Przedrukowany tekst pochodzi z wydanej w 1974 roku książki „Wspomnienia wojenne księży kapelanów”. Wyraźnie czuje się, że ksiądz pisał bardzo oględnie, z pełną świadomością cenzury.

Księdza Sąsiadka bardzo życzliwie wspominają autorzy innych opowieści. Był niezwykle szanowanym człowiekiem. Warto, aby szerzej przypomnieć taką ważną postać. Andrzej Chmielewski zrobił pierwszy krok dla jego upamiętnienia, następne powinni uczynić mieszkańcy Sokolej Dąbrowy i gminy Bledzew.

*

Andrzej Chmielewski nie przyjmuje opowieści swoich bohaterów bezkrytycznie. W przypisach komentuje zdarzenia, przywołuje źródła, konfrontuje z innymi przedstawionymi wersjami.
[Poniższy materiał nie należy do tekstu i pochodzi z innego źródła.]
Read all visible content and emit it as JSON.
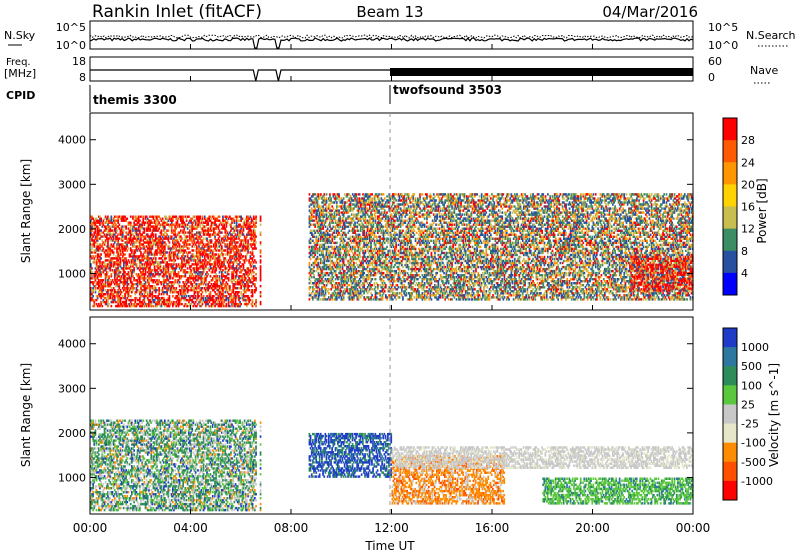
{
  "header": {
    "station": "Rankin Inlet (fitACF)",
    "beam": "Beam 13",
    "date": "04/Mar/2016"
  },
  "noise_panel": {
    "left_label": "N.Sky",
    "right_label": "N.Search",
    "left_ticks": [
      "10^5",
      "10^0"
    ],
    "right_ticks": [
      "10^5",
      "10^0"
    ]
  },
  "freq_panel": {
    "left_label_line1": "Freq.",
    "left_label_line2": "[MHz]",
    "right_label": "Nave",
    "left_ticks": [
      "18",
      "8"
    ],
    "right_ticks": [
      "60",
      "0"
    ]
  },
  "cpid": {
    "label": "CPID",
    "modes": [
      {
        "name": "themis 3300",
        "start_hour": 0
      },
      {
        "name": "twofsound 3503",
        "start_hour": 12
      }
    ]
  },
  "chart_data": [
    {
      "type": "heatmap",
      "title": "Power",
      "xlabel": "",
      "ylabel": "Slant Range [km]",
      "colorbar_label": "Power [dB]",
      "xlim": [
        0,
        24
      ],
      "ylim": [
        180,
        4600
      ],
      "x_tick_labels": [
        "00:00",
        "04:00",
        "08:00",
        "12:00",
        "16:00",
        "20:00",
        "00:00"
      ],
      "y_ticks": [
        1000,
        2000,
        3000,
        4000
      ],
      "colorbar_ticks": [
        "28",
        "24",
        "20",
        "16",
        "12",
        "8",
        "4"
      ],
      "colorbar_colors": [
        "#ff0000",
        "#ff5a00",
        "#ff9600",
        "#ffd200",
        "#c8be50",
        "#3c8c64",
        "#2850a0",
        "#0000ff"
      ],
      "echo_regions": [
        {
          "t0": 0.0,
          "t1": 6.8,
          "r0": 250,
          "r1": 2300,
          "level": "high"
        },
        {
          "t0": 8.7,
          "t1": 24.0,
          "r0": 400,
          "r1": 2800,
          "level": "medium"
        },
        {
          "t0": 21.5,
          "t1": 24.0,
          "r0": 600,
          "r1": 1400,
          "level": "high"
        }
      ]
    },
    {
      "type": "heatmap",
      "title": "Velocity",
      "xlabel": "Time UT",
      "ylabel": "Slant Range [km]",
      "colorbar_label": "Velocity [m s^-1]",
      "xlim": [
        0,
        24
      ],
      "ylim": [
        180,
        4600
      ],
      "x_tick_labels": [
        "00:00",
        "04:00",
        "08:00",
        "12:00",
        "16:00",
        "20:00",
        "00:00"
      ],
      "y_ticks": [
        1000,
        2000,
        3000,
        4000
      ],
      "colorbar_ticks": [
        "1000",
        "500",
        "100",
        "25",
        "-25",
        "-100",
        "-500",
        "-1000"
      ],
      "colorbar_colors": [
        "#1e3cc8",
        "#2d78a0",
        "#2d8c5a",
        "#5ac83c",
        "#c8c8c8",
        "#e6e6c8",
        "#ff8c00",
        "#ff5000",
        "#ff0000"
      ],
      "echo_regions": [
        {
          "t0": 0.0,
          "t1": 6.8,
          "r0": 250,
          "r1": 2300,
          "sign": "mixed"
        },
        {
          "t0": 8.7,
          "t1": 12.0,
          "r0": 1000,
          "r1": 2000,
          "sign": "positive"
        },
        {
          "t0": 12.0,
          "t1": 16.5,
          "r0": 400,
          "r1": 1500,
          "sign": "negative"
        },
        {
          "t0": 12.0,
          "t1": 24.0,
          "r0": 1200,
          "r1": 1700,
          "sign": "near-zero"
        },
        {
          "t0": 18.0,
          "t1": 24.0,
          "r0": 400,
          "r1": 1000,
          "sign": "positive"
        }
      ]
    }
  ]
}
Tak więc choć są to autentyczne opowieści zwykłych ludzi, mają one wagę dokumentów naukowo potwierdzonych.

*

„Wspomnienia z ziemi bledzewskiej” to kolejna książka wydana przez Andrzeja Chmielewskiego w serii „Germania”. Inne tytuły to: „Widziałem Gomorę w Rokitnie”, „1945 Policko”, 1945 Bledzew”, „1945 Przełamanie MRU”, „1945 Trzebiszewo”, „Między Lagow a Łagowem”, „Z Polską w sercu”, „Gdy przybyli Rosjanie”. Wydaje je we własnym Wydawnictwie „Literat”.

 

***

Andrzej Chmielewski, „Wspomnienia z ziemi bledzewskiej”, wyd. Literat, Międzyrzecz 2020, 92 s.